Bloustein’s Global Reach: An Alumna’s Journey

It’s Bloustein’s 30th anniversary, so this season of EJBTalks Stuart will be welcoming our amazing alums! Our first alumna of the season is Stefania Davia, who received her bachelor’s in public health from the Bloustein School. Stuart talks with Stefania about the exciting career path she took around the world from her time as a student in Nicaragua, to her position with the World Food Program HIV and nutrition unit in Italy, to three years working in Lesotho in Africa working on population-based HIV impact assessment. Stefania discusses how the COVID pandemic and its impacts and challenges impacted her current position with WHO’s regional office in Europe and what lessons can be learned to improve the use of data in crafting national and global responses to future public health challenges. Finally, Stefania describes the positive impacts the education and the atmosphere at Rutgers had on her career from its beginning to today. Tune in for all this and more!

Stuart Shapiro
Welcome to EJBTalks. I’m Stuart Shapiro, the Interim Dean of the Bloustein School, and the purpose of this podcast is to highlight the work my colleagues, and this season, our alumni in the fields of policy, planning, and health, are doing.

This 30th anniversary year for Bloustein we are focusing on our alums, and the contributions they’re making around the world. Today, we welcome Stefania Davia from the World Health Organization to the podcast. Stefania got her bachelor’s degree in public health here at Bloustein.
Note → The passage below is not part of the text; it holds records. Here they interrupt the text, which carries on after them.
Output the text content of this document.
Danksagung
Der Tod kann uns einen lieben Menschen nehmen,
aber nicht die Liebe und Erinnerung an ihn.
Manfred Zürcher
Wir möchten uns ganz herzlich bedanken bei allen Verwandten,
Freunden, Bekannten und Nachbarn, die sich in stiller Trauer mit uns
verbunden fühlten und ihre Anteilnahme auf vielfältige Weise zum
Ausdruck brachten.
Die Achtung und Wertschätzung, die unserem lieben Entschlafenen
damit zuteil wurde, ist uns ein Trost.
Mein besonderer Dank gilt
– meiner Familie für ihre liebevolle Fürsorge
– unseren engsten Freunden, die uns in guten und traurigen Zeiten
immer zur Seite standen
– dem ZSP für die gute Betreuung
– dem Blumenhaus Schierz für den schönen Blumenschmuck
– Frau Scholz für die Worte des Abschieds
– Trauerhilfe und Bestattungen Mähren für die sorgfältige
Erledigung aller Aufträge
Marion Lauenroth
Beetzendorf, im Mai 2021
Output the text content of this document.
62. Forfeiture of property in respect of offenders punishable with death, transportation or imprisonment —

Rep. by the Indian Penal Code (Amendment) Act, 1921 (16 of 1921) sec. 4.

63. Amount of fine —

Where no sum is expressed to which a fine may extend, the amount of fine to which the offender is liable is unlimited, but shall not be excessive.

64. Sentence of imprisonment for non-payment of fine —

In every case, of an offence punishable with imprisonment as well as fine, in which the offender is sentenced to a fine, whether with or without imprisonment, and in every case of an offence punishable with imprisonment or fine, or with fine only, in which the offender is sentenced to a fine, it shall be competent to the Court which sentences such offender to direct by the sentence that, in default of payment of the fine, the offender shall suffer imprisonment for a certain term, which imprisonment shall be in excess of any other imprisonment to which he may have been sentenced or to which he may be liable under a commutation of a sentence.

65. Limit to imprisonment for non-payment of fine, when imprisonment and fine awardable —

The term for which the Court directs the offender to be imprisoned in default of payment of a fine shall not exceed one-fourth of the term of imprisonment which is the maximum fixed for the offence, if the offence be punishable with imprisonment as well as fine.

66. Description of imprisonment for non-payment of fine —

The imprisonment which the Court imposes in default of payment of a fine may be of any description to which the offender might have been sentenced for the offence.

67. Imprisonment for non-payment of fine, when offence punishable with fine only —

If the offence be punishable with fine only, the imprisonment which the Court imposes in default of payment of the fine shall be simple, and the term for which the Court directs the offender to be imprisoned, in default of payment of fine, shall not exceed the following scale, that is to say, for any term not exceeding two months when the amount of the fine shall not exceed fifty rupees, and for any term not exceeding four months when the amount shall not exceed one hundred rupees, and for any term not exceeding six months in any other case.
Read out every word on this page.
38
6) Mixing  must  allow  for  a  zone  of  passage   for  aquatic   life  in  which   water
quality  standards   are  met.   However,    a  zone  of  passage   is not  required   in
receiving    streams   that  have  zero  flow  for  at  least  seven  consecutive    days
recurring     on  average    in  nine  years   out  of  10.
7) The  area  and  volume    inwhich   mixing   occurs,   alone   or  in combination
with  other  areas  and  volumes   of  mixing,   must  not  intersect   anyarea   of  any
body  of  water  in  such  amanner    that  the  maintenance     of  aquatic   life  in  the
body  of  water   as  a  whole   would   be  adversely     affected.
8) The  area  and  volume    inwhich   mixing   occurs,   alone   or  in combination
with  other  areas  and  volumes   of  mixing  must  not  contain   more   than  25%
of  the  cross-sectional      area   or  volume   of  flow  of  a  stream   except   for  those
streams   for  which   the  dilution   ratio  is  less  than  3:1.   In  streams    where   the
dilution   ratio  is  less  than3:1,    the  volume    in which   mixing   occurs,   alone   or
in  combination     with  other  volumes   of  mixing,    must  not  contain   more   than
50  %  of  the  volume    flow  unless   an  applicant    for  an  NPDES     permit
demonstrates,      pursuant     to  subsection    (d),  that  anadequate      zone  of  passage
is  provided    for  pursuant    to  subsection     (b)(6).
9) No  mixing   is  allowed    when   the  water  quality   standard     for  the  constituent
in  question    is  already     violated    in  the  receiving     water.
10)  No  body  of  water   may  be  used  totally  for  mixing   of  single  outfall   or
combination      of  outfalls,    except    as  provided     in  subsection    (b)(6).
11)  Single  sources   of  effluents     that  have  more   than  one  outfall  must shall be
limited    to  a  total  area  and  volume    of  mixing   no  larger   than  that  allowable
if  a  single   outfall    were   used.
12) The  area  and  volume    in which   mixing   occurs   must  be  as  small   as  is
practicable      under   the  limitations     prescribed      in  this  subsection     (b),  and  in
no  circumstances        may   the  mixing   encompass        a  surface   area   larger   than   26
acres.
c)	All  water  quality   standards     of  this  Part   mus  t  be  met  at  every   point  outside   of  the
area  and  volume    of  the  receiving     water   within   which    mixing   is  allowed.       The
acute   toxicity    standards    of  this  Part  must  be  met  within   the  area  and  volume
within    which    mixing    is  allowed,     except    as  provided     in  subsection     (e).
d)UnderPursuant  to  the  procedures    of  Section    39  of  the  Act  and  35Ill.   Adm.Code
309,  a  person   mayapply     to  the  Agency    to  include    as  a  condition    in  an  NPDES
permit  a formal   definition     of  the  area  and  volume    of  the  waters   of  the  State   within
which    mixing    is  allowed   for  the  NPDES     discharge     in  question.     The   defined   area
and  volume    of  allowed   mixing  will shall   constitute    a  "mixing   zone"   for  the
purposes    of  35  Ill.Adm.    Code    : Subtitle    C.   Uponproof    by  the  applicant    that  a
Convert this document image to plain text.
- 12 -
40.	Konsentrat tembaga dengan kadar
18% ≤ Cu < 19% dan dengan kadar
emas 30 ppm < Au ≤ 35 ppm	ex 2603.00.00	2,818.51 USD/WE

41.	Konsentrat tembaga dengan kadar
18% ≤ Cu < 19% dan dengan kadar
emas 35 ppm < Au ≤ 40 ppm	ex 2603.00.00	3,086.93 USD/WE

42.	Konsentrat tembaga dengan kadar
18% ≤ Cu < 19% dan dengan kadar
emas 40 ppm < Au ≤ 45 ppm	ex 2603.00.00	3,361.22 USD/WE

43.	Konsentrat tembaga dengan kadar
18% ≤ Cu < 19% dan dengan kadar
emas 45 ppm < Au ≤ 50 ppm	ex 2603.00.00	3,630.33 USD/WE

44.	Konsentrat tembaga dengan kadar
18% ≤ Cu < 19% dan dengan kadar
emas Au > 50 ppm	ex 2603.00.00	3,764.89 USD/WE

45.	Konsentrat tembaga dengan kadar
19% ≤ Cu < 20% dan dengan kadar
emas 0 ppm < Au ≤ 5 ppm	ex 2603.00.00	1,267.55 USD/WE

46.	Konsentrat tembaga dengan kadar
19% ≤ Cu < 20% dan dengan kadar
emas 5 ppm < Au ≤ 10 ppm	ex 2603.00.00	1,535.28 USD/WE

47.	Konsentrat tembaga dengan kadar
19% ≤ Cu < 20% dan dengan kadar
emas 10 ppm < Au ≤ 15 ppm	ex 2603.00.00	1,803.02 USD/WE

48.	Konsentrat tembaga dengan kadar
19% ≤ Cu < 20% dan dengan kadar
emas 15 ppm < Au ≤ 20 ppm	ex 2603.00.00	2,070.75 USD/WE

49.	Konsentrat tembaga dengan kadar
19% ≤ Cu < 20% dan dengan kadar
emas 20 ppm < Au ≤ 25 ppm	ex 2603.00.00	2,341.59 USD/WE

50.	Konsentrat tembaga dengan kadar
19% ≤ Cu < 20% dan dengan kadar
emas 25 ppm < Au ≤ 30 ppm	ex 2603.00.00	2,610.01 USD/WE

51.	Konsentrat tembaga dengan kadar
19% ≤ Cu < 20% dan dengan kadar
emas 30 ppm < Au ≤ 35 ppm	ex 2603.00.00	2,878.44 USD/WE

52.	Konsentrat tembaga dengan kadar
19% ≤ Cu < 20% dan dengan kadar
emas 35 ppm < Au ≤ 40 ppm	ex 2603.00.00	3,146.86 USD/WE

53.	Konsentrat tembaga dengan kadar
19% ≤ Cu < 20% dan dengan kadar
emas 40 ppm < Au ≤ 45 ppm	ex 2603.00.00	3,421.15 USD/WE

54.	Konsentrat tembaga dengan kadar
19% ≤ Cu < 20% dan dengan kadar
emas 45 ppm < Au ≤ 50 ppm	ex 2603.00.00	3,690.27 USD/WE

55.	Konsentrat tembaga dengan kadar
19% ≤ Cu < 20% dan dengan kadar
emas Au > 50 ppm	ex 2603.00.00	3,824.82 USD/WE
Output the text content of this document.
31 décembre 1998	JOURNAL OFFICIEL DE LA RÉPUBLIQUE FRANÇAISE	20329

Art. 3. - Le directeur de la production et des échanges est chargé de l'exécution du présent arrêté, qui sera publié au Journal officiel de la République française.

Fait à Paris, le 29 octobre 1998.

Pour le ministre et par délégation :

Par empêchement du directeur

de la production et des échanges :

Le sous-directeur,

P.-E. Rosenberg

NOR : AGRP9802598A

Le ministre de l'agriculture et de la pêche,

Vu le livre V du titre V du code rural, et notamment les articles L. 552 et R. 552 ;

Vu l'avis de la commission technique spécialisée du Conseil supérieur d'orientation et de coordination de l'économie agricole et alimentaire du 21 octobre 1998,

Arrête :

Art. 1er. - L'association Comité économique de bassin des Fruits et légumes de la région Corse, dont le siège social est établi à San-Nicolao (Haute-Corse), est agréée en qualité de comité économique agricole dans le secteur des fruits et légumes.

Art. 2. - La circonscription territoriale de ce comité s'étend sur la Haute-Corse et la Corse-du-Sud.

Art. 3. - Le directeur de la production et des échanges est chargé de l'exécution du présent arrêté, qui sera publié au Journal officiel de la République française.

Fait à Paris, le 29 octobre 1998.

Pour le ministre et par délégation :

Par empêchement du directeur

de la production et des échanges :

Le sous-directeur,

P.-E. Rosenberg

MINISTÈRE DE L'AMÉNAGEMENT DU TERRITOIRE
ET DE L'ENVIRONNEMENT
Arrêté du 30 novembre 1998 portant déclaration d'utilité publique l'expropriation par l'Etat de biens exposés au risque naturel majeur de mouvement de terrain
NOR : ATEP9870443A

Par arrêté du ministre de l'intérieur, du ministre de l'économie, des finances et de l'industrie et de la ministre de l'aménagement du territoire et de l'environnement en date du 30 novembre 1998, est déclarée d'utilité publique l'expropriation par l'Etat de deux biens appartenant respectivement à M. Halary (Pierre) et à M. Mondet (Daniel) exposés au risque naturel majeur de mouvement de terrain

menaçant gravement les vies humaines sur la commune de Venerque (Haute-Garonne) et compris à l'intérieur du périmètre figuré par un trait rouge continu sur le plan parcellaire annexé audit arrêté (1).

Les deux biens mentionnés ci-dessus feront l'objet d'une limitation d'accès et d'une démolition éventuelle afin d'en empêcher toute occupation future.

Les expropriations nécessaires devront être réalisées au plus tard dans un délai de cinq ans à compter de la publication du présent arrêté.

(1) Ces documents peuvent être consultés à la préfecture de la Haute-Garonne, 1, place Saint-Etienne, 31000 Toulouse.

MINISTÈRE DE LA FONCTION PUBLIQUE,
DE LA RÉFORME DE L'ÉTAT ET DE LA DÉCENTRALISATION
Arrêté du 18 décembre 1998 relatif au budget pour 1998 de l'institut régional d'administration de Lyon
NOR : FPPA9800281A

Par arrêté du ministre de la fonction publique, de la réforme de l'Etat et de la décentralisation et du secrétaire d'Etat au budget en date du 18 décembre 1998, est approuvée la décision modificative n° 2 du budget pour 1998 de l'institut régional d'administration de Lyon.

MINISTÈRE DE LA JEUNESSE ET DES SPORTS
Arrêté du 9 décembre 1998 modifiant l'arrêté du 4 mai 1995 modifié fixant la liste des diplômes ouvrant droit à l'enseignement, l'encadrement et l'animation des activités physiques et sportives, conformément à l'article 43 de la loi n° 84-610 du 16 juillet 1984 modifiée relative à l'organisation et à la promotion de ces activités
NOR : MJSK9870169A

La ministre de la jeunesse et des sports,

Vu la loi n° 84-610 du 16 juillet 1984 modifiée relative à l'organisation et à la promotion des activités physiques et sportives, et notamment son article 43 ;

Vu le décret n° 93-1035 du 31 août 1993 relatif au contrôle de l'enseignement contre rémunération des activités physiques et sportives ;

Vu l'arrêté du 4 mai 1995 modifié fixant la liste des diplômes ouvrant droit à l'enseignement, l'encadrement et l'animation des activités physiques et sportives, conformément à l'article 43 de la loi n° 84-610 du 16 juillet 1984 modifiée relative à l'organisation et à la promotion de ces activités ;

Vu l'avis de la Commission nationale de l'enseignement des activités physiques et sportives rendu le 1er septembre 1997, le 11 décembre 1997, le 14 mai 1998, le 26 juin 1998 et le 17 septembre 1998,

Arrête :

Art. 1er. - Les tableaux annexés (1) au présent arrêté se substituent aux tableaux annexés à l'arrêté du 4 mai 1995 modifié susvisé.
Welcome, Stefania.

Stefania Davia
Thank you so much. I’m a big podcast listener, but I’ve never been on a podcast before so this is very exciting for me.

Stuart Shapiro
I think eventually everyone will be on a podcast. So here’s your chance.

So I think you are probably the guest that is coming to us from the greatest distance that we have had. So tell us a little bit about your journey from Rutgers and New Brunswick to… Copenhagen I think it is, and the World Health Organization.

Stefania Davia
Yeah, sure. So I finished Rutgers in 2011, which is crazy to me that that’s actually already more than 11 years ago. After graduation, I spent that summer doing some volunteer work in Nicaragua for a nonprofit. And then I moved down to Washington, DC, to start my MPH at George Washington University. And during my master’s, I had a lot of really random jobs, everything from a tech on an oncology floor to a hospital, I was a research associate on an HIV clinical trial. And I was also doing mobile HIV testing out of a van at one point. It’s probably also why it took me three years to finish my master’s.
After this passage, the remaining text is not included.